Large scale ecumenism with the Catholic Church is definitely over. There's no point talking with the Anglican Communion. They spit in our face every time. Furthermore, there is no way a unified body could be identified to talk with even if we wanted to. Ecumenism will now be with individuals and smaller groups. Finally, the other thing that is certain is that the fuss in Anglicanism will bring a good number of people to the banks of the Tiber, and for that we should rejoice and continue to pray.

What exactly is happening? A separation is happening, as is quite clear. What principally characterizes the two sides? The essence of the position of the 'liberal' side is what is called 'modernism', which Pascendi Dominici Gregis condemned one hundred years ago. The Catholic encyclopedia entry defines 'modernism' as "the critique of our supernatural knowledge according to the false postulates of contemporary philosophy". The fundamental error of modernism is that it raises human reason above divine revelation. Thus, its fundamental error is a form of the chief of the seven deadly sins, the one through which Satan himself fell, pride. Faith and pride are immiscible, for the former is a trust in God, and the latter is a distrust in God and a trust in oneself.

In contrast to the 'liberal' side, the essence of the position of the 'traditional' side is a subordination of human reason to divine revelation.

Those who subject divine revelation to human reason cannot be truly united to those who subject human reason to divine revelation. "For what do righteousness and wickedness have in common? Or what fellowship can light have with darkness?" (2 Cor 6:14) Hence, wherever such persons are mixed together, they will necessarily eventually separate, as oil naturally separates from water.
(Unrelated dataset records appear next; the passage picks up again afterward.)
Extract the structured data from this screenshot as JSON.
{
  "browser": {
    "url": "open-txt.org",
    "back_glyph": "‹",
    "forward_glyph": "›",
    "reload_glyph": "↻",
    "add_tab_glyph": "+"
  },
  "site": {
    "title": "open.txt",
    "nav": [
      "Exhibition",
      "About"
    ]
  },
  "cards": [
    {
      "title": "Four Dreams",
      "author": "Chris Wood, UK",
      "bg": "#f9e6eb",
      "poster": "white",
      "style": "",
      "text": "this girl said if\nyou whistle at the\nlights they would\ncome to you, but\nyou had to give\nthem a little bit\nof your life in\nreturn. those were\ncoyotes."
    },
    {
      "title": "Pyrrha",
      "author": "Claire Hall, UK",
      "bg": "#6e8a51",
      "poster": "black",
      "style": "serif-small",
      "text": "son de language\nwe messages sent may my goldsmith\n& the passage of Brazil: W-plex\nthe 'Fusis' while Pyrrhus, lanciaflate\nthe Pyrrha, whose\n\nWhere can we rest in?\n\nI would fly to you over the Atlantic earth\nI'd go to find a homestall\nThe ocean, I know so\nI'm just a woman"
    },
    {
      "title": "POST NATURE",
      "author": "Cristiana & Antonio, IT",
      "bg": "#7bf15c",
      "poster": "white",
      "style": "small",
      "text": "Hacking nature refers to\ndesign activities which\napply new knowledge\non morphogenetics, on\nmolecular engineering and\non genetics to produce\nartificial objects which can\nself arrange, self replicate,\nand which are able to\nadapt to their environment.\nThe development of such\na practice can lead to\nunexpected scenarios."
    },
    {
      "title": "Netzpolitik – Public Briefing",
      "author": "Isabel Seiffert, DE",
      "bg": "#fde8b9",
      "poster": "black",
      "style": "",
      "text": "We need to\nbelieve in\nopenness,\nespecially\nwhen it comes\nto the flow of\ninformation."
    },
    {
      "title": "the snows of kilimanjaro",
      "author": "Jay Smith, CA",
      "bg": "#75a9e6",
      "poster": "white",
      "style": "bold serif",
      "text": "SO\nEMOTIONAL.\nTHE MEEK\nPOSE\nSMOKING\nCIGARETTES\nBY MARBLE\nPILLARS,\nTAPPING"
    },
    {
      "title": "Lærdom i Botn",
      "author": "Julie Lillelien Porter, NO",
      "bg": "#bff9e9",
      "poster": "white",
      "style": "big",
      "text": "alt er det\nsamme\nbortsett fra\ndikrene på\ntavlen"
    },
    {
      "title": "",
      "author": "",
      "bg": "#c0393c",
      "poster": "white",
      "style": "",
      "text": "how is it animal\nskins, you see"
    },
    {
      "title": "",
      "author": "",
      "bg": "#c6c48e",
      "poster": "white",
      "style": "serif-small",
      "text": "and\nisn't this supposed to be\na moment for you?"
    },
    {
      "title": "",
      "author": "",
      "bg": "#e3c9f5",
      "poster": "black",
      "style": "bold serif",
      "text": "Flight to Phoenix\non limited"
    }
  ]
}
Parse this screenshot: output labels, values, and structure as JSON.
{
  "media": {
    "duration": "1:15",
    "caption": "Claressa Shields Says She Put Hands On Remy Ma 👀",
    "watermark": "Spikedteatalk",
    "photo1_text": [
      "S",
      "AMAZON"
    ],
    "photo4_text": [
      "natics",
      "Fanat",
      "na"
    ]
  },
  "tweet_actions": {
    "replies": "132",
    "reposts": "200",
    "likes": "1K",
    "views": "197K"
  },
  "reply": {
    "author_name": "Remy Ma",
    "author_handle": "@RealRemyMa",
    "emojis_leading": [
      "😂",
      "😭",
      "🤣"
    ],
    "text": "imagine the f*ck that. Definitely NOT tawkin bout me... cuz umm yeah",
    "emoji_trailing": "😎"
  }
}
And that is what is happening with Anglicanism.

I believe that this fundamental separation will continue to take place all over the world, as I have argued in a little essay titled "On The Imminent and Final Conflict between the City of God and the City of Man", which I wrote in April/May of last year. [Of all that I have written on this blog, I believe that that and "The Gnostic Roots of Heresy" are the two most important (insofar as anything I have written here is important), for they describe the end and the beginning, respectively, of the story of unity and disunity.] The good ecumenical news out of this Anglican split is that those who subordinate human reason to divine revelation are, in a way, now more free to pursue reconciliation and reunion with the Catholic Church. It is among those persons who subordinate human reason to divine revelation, no matter what their Christian tradition, that ecumenical activity is and will be most fruitful, for such persons have the most important thing in common, i.e. humility before God and divine revelation. That is why I hope and expect to see a continued reconciliation between traditional Anglicans and the Catholic Church.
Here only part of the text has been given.